The common organisation of the market (Regulation (EC) No 1308/2013) sets out the main legal provisions covering the hops sector: certification, producer groups and imports.
N.B. As of 1 January 2005, Community support for production, which had been set at €480/ha, was incorporated into the system of direct payments to farmers.
Production and sale
Some 2 600 farms in the European Union grow hops, covering 26500 ha - 60% of the total surface area used for hop-growing worldwide.
Hops are grown in 14 EU countries. Some 17 000 hectares are used for hop cultivation in Germany, accounting for 60% of the EU's hop-growing acreage and about one third of the surface area devoted to hop cultivation worldwide. The other main EU producers are the Czech Republic, Poland, Slovenia and the UK.

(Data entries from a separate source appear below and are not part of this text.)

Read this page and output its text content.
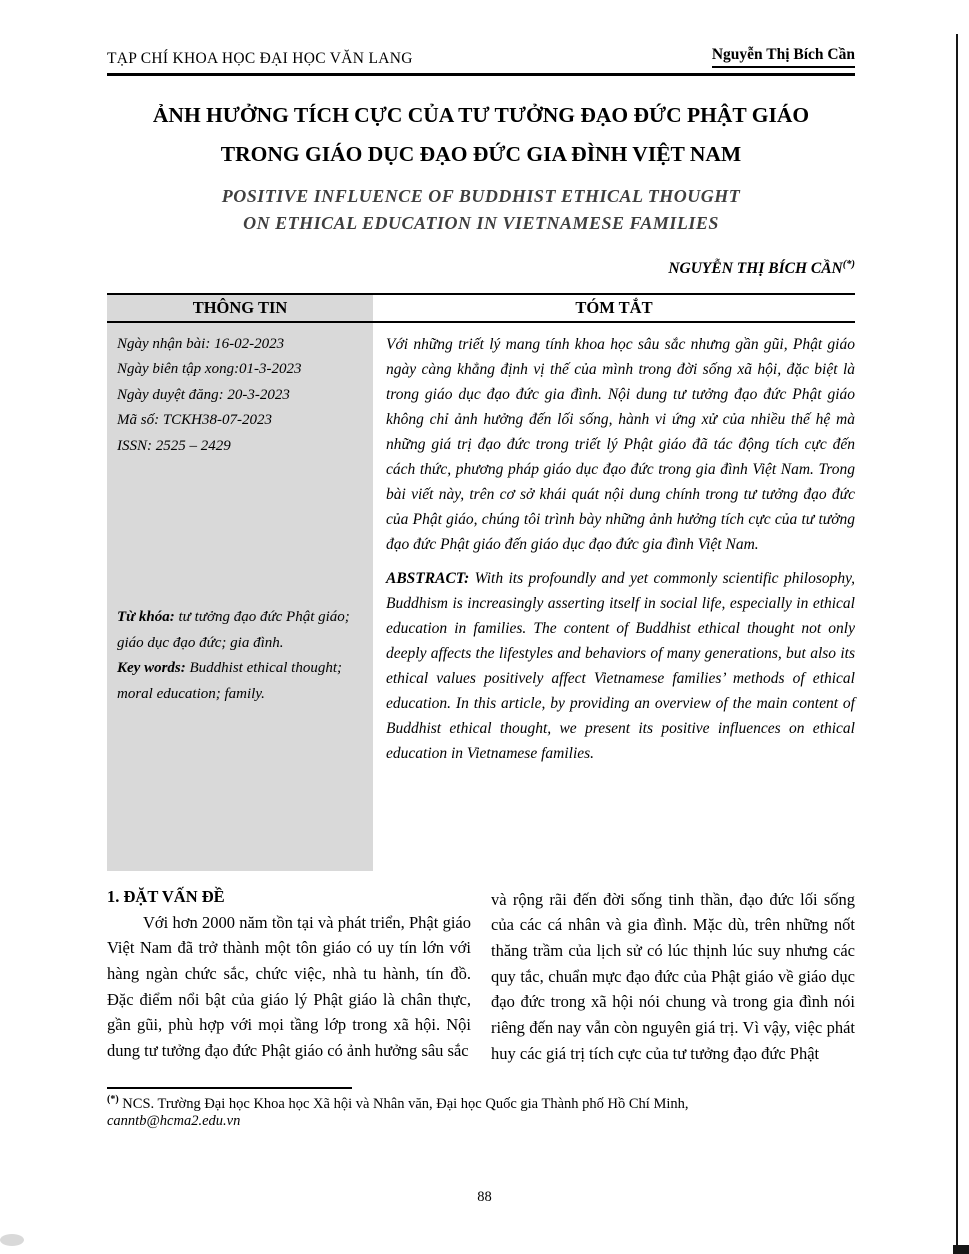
TẠP CHÍ KHOA HỌC ĐẠI HỌC VĂN LANG	Nguyễn Thị Bích Cần
ẢNH HƯỞNG TÍCH CỰC CỦA TƯ TƯỞNG ĐẠO ĐỨC PHẬT GIÁO
TRONG GIÁO DỤC ĐẠO ĐỨC GIA ĐÌNH VIỆT NAM
POSITIVE INFLUENCE OF BUDDHIST ETHICAL THOUGHT
ON ETHICAL EDUCATION IN VIETNAMESE FAMILIES
NGUYỄN THỊ BÍCH CẦN(*)
THÔNG TIN	TÓM TẮT
Ngày nhận bài: 16-02-2023
Ngày biên tập xong:01-3-2023
Ngày duyệt đăng: 20-3-2023
Mã số: TCKH38-07-2023
ISSN: 2525 – 2429

Từ khóa: tư tưởng đạo đức Phật giáo; giáo dục đạo đức; gia đình.

Key words: Buddhist ethical thought; moral education; family.

Với những triết lý mang tính khoa học sâu sắc nhưng gần gũi, Phật giáo ngày càng khẳng định vị thế của mình trong đời sống xã hội, đặc biệt là trong giáo dục đạo đức gia đình. Nội dung tư tưởng đạo đức Phật giáo không chỉ ảnh hưởng đến lối sống, hành vi ứng xử của nhiều thế hệ mà những giá trị đạo đức trong triết lý Phật giáo đã tác động tích cực đến cách thức, phương pháp giáo dục đạo đức trong gia đình Việt Nam. Trong bài viết này, trên cơ sở khái quát nội dung chính trong tư tưởng đạo đức của Phật giáo, chúng tôi trình bày những ảnh hưởng tích cực của tư tưởng đạo đức Phật giáo đến giáo dục đạo đức gia đình Việt Nam.

ABSTRACT: With its profoundly and yet commonly scientific philosophy, Buddhism is increasingly asserting itself in social life, especially in ethical education in families. The content of Buddhist ethical thought not only deeply affects the lifestyles and behaviors of many generations, but also its ethical values positively affect Vietnamese families’ methods of ethical education. In this article, by providing an overview of the main content of Buddhist ethical thought, we present its positive influences on ethical education in Vietnamese families.

1. ĐẶT VẤN ĐỀ

Với hơn 2000 năm tồn tại và phát triển, Phật giáo Việt Nam đã trở thành một tôn giáo có uy tín lớn với hàng ngàn chức sắc, chức việc, nhà tu hành, tín đồ. Đặc điểm nổi bật của giáo lý Phật giáo là chân thực, gần gũi, phù hợp với mọi tầng lớp trong xã hội. Nội dung tư tưởng đạo đức Phật giáo có ảnh hưởng sâu sắc

và rộng rãi đến đời sống tinh thần, đạo đức lối sống của các cá nhân và gia đình. Mặc dù, trên những nốt thăng trầm của lịch sử có lúc thịnh lúc suy nhưng các quy tắc, chuẩn mực đạo đức của Phật giáo về giáo dục đạo đức trong xã hội nói chung và trong gia đình nói riêng đến nay vẫn còn nguyên giá trị. Vì vậy, việc phát huy các giá trị tích cực của tư tưởng đạo đức Phật

(*) NCS. Trường Đại học Khoa học Xã hội và Nhân văn, Đại học Quốc gia Thành phố Hồ Chí Minh,

canntb@hcma2.edu.vn

88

All over the world, but particularly in Europe, acreage is dwindling, one reason being the increasing yield of alpha acid and its decreasing use in beer. Alpha acid is the component of hops that gives beer its bitter taste and other flavours.
The European Union produces about 50 000 tonnes of hops annually. Its alpha acid output regularly exceeds 5 000 tonnes.
Annual hop production worldwide varies between 80 000 and 100 000 tonnes, corresponding to between 8 000 and 10 000 tonnes of alpha acid. Demand for alpha acid is estimated at about 8 000 tonnes, on the basis that an average of 4.1 g are needed per hectolitre of beer. Hop content varies depending on the type of beer concerned, particularly how bitter it is, and the variety of hop used. As a result of technological progress and consumers' growing preference for less bitter beers, hop content is falling year by year (it still stood at 6.3 g alpha per hectolitre in 1995).
Although world beer production is on the rise, demand for alpha acid is not increasing much. Since supply currently exceeds demand, average prices on the hop contract market and the free market have been fairly low since 2009.
The European Union - and particularly Germany - is one of the hubs of the global market in hops. As regards external trade, the EU has traditionally been a net exporter. Over the last few years, the surplus has amounted to some 20 000 tonnes of cone equivalents. The main buyer is Russia, followed by the United States and Japan.
All but one of the EU hop-growing countries belong to the International Hop Growers' Convention (CICH), which seeks to promote the sharing of information, both among producers and between producers and the other parties in the sector (traders and brewers).